Background: Acute promyelocytic leukemia (APL) is a biologically and clinically distinct subtype of acute myeloid leukemia (AML) with unique molecular pathogenesis, clinical manifestations, and treatment. APL is cytogenetically characterized by a balanced translocation t(15;17) (q24;q21), which involves the retinoic acid receptor alpha (RARA) gene on chromosome 17 and the promyelocytic leukemia (PML) gene on chromosome 15 that results in a PML-RARA fusion gene (PMID: 30575821). The PML-RARA fusion gene is the most critical event involved in the pathogenesis of APL, reported in 99% of APL patients (PMID: 32182684). The fusion confers a selective sensitivity to the targeted drugs, arsenic trioxide (ATO) and all-trans-retinoic acid (ATRA), with response rates over 90% (PMID: 31635329). However, the mechanism of resistance in the minority of non-responders is not well understood. This study used the Cellworks Omics Biology Model (CBM) to predict response to the combination of ATO-ATRA in patients harboring the PML-RARA fusion and identify mechanisms of resistance.

Methods: Outcomes of 30 APL patients treated with ATRA or ATRA plus ATO were compared with outcomes predicted by CBM (Table 1). Genomic data from 6 publications (Table 2) derived from whole exome sequencing (WES), targeted next-generation sequencing (NGS), copy number variation (CNV) and/or karyotype data were used. All data was anonymized, de-identified and exempt from IRB review. The available genomic data for each profile was entered into the CBM which generates a patient-specific disease protein network model using PubMed and other online resources. The CBM predicts the patient-specific biomarker and phenotype response of a personalized diseased cell to drug agents, radiation and cell signaling. Disease biomarkers that are unique to each patient were identified within the protein network models. ATO and ATRA were simulated on all 30 patient cases. The treatment impact was assessed by quantitatively measuring the drug’s effect on a cell growth score which is a composite of the quantified values for cell proliferation, survival, and apoptosis, along with the simulated impact on each patient-specific disease biomarker score. Each patient-specific model was also digitally screened to identify response to ATO and ATRA.
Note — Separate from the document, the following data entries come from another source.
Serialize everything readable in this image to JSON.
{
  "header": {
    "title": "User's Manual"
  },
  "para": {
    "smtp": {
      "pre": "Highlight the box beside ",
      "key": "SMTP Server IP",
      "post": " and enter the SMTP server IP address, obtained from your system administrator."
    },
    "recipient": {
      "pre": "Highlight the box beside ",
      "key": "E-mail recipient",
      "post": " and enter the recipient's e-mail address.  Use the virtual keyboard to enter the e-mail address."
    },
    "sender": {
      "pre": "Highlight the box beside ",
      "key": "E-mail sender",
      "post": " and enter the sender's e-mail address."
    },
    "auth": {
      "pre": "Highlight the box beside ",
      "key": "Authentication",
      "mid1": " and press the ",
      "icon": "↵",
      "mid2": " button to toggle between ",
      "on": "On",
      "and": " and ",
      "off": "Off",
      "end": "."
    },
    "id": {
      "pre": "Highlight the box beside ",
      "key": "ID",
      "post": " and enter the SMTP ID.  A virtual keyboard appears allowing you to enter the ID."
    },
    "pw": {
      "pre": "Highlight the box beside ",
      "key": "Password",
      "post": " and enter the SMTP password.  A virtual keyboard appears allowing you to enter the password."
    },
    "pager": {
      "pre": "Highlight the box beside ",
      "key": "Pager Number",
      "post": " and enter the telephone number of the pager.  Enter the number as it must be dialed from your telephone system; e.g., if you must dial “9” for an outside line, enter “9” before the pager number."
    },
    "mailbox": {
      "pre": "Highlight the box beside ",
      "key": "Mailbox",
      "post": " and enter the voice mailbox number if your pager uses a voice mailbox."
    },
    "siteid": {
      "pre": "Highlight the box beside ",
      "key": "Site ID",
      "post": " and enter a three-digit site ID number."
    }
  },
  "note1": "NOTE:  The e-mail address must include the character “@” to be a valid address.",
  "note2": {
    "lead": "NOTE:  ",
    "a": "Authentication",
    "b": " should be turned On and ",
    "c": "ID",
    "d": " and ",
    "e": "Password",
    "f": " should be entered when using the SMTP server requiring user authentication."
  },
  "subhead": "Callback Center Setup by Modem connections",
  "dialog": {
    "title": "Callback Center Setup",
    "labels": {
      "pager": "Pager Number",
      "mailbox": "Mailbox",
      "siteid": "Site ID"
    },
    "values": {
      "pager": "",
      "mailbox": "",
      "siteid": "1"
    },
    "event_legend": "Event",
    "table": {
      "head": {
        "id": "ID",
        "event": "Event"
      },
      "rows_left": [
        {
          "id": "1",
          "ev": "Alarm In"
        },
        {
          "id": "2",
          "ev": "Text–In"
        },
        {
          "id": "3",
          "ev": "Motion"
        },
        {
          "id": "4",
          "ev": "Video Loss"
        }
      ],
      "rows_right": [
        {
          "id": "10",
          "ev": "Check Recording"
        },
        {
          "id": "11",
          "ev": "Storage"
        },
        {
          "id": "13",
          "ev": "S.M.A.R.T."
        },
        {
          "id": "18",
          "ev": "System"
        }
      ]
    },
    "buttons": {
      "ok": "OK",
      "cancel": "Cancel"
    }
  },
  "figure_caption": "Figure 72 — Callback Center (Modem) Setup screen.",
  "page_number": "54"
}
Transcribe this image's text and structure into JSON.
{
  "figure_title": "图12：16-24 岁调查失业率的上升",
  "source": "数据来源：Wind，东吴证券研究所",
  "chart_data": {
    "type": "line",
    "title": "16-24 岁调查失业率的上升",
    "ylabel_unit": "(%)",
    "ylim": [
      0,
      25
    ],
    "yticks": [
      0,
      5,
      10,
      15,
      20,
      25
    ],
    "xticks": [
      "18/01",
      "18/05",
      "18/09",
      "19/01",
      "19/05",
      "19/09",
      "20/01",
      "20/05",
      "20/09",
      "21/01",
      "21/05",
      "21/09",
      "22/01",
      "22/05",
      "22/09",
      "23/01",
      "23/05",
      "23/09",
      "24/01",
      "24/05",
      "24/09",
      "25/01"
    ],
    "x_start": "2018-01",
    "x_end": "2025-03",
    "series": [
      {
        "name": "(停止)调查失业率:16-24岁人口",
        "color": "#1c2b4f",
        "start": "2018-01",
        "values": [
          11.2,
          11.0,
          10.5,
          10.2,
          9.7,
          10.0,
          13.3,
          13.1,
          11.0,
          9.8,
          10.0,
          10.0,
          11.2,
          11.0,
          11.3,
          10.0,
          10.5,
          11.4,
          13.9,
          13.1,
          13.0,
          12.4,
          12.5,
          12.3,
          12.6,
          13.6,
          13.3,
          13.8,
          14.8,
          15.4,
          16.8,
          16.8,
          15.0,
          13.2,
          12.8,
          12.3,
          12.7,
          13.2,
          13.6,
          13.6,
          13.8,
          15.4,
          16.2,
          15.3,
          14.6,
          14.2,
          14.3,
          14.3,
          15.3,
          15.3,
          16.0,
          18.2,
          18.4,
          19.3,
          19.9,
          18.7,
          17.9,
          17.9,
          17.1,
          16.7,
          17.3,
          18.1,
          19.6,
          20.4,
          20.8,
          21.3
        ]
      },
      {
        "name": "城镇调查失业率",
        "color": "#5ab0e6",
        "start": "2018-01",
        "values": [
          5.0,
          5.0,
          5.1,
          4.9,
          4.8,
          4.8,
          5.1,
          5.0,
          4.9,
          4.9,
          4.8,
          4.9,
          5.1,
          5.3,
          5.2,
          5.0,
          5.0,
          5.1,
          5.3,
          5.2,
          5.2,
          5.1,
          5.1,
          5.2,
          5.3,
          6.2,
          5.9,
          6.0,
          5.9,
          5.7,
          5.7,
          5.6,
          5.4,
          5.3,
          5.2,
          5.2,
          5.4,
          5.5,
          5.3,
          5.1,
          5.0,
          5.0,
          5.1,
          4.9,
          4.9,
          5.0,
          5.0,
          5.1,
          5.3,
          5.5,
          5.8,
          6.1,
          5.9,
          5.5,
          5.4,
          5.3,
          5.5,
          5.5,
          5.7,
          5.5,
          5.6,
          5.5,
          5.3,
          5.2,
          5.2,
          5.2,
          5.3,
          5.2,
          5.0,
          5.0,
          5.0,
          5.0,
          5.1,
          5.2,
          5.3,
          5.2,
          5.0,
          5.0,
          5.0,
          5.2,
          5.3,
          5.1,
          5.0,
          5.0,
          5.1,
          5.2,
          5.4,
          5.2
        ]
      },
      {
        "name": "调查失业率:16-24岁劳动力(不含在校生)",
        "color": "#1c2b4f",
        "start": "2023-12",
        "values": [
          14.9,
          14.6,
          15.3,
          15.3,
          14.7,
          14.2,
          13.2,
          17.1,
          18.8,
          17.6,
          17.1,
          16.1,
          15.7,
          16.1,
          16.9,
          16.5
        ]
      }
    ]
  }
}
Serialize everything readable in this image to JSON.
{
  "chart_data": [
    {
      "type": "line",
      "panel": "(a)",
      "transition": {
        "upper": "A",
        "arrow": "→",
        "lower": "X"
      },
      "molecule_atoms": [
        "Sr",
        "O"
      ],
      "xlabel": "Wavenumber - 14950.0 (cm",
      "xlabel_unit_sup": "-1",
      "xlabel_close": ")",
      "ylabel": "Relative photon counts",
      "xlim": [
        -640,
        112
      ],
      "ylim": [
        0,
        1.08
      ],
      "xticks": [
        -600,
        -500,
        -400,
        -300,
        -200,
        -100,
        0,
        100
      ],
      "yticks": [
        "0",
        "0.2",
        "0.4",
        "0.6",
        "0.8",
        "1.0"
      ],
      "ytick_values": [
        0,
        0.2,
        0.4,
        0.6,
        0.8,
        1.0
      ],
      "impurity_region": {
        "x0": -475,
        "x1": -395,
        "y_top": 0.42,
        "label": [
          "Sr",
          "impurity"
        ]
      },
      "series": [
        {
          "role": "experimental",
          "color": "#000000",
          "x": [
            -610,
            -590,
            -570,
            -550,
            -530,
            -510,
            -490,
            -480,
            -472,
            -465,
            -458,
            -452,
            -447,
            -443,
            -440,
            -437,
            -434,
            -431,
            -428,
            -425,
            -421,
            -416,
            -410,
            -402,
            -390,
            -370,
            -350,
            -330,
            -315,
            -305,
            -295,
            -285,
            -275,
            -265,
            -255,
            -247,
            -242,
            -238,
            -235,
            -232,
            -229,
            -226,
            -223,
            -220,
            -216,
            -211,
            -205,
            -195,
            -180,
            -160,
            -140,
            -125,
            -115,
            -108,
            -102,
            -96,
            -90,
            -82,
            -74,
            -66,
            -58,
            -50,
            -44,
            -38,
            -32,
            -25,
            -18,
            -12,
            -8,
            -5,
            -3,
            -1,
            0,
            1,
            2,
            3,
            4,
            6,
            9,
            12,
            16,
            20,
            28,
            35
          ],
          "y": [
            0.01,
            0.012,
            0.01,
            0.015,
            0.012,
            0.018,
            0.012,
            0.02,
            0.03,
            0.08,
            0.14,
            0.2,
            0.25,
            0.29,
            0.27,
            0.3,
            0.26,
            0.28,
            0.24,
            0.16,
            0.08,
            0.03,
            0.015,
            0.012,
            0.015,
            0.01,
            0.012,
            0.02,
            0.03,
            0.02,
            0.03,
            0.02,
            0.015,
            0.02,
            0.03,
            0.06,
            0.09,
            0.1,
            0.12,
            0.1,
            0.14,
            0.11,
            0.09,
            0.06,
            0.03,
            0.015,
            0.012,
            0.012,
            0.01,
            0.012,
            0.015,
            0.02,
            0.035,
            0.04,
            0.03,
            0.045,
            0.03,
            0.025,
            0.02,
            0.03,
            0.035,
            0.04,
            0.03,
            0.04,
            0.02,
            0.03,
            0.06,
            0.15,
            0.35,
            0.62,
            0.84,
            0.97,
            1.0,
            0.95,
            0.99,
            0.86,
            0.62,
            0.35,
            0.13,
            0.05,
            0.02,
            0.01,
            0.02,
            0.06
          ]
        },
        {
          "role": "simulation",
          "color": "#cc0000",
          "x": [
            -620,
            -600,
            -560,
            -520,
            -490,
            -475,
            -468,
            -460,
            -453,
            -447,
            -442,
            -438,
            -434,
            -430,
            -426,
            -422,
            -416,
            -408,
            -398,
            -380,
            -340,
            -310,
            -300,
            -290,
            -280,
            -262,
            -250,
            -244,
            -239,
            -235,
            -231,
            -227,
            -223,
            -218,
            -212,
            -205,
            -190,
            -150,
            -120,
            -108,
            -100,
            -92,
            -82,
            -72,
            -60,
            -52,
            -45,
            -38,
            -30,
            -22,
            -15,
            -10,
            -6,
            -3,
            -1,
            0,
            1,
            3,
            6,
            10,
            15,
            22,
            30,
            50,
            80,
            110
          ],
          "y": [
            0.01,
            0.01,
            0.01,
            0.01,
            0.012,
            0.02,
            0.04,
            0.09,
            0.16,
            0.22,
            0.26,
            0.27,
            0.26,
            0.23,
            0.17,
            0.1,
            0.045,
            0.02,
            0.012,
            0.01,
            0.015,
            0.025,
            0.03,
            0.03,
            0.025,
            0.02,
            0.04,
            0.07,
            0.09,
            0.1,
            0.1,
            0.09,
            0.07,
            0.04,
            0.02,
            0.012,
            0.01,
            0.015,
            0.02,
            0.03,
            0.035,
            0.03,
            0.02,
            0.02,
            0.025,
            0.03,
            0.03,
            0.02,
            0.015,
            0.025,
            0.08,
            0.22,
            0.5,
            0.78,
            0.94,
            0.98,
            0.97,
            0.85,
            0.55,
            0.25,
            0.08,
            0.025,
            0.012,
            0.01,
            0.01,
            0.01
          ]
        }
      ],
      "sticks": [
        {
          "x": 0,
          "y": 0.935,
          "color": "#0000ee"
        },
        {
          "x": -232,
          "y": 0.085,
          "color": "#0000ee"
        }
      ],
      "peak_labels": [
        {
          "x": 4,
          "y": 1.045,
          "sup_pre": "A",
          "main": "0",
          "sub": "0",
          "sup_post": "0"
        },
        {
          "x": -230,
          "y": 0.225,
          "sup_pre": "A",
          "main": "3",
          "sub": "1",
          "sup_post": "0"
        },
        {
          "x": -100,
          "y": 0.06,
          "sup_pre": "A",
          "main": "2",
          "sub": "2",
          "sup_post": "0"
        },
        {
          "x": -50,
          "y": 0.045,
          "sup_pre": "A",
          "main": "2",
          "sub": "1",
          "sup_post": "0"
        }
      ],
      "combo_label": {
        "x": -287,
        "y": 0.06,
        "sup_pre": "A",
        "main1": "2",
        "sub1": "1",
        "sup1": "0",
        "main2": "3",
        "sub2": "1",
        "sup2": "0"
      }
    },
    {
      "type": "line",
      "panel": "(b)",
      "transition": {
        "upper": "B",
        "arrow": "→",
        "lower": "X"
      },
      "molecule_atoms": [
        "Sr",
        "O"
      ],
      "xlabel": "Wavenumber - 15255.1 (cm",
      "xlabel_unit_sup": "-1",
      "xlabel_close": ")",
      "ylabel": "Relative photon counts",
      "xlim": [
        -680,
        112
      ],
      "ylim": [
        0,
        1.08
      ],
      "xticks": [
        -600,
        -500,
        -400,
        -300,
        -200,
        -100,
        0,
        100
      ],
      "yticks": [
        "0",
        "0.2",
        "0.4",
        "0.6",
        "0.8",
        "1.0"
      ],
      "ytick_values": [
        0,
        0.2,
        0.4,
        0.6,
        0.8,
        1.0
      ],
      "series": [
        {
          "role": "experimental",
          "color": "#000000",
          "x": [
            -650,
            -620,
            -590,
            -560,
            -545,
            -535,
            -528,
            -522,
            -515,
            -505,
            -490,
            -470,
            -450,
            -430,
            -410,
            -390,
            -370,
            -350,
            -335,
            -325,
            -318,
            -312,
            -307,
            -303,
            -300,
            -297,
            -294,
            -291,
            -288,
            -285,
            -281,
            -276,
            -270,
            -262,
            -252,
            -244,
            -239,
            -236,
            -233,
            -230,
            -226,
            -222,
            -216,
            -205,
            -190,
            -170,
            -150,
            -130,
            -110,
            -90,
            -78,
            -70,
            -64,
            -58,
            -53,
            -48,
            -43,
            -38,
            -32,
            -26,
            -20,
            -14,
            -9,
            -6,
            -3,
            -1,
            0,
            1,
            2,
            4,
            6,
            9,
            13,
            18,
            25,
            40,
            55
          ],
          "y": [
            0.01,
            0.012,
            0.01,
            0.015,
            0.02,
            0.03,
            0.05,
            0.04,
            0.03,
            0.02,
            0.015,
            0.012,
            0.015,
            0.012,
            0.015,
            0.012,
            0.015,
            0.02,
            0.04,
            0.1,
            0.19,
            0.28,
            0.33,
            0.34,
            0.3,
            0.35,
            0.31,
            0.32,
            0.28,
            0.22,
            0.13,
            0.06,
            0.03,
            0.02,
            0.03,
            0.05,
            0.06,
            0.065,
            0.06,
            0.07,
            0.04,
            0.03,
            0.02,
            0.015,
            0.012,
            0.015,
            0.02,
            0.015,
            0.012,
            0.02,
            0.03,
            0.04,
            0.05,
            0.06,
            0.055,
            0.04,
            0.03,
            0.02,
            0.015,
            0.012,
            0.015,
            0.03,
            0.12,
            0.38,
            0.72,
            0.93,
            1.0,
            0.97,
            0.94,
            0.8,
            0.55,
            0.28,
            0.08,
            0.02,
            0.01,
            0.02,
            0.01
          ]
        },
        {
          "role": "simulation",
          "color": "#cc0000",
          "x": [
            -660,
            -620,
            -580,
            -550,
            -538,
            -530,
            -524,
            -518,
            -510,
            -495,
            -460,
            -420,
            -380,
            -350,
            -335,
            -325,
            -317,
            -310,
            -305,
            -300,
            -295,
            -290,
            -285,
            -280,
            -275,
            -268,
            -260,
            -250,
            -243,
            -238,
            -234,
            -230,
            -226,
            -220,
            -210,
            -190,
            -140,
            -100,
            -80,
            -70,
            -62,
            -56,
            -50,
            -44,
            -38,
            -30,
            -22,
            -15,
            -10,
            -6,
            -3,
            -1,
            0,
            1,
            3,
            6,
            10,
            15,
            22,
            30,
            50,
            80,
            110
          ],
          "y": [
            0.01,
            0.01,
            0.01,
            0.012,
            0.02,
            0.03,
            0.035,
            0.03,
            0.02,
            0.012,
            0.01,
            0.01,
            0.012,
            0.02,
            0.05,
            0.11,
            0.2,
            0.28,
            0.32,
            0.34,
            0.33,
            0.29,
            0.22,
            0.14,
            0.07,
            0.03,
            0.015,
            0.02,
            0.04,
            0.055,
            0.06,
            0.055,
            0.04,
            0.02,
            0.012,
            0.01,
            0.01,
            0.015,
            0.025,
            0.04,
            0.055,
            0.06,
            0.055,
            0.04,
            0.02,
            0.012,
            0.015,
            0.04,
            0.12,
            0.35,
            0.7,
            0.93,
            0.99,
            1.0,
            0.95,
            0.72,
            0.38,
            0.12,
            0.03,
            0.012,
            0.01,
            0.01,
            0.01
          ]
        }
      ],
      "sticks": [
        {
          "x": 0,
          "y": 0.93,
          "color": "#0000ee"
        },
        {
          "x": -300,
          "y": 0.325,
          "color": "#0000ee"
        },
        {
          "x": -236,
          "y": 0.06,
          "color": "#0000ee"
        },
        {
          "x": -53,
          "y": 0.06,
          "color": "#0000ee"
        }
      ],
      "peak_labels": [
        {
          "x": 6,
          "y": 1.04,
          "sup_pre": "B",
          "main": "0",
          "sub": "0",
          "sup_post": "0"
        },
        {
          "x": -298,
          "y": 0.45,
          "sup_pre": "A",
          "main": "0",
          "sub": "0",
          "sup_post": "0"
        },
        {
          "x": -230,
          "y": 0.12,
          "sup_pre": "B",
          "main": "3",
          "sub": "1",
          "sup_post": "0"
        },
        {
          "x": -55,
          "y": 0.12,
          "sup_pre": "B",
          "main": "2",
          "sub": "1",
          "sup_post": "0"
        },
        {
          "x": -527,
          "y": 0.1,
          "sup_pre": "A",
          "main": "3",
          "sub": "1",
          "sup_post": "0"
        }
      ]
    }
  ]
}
Results: The CBM correctly predicted the response to ATO and ATRA in 28 of 30 cases. The overall prediction accuracy was 93% with a PPV of 100%, NPV of 60%, sensitivity of 93%, and specificity of 100%. In 2 of 30 patients who did not respond to ATO and ATRA, the CBM identified clinically relevant deletions to EZH2, KMT2E, and HIPK2 genes. All three genes are located on chromosome 7 and these non-responders had monosomy 7.

Conclusions: The Cellworks Omics Biology Model predicted response to ATO and ATRA in APL patients harboring PML-RARA fusions. Predicting non-response to ATO and ATRA in patients with PML-RARA fusion up-front could prevent ineffective treatment, avoid unnecessary adverse events and reduce treatment costs. Additionally, computational modeling can identify new mechanisms of resistance and suggest alternative regimens for non-responding patients by targeting the patient-specific disease biomarkers unique to each.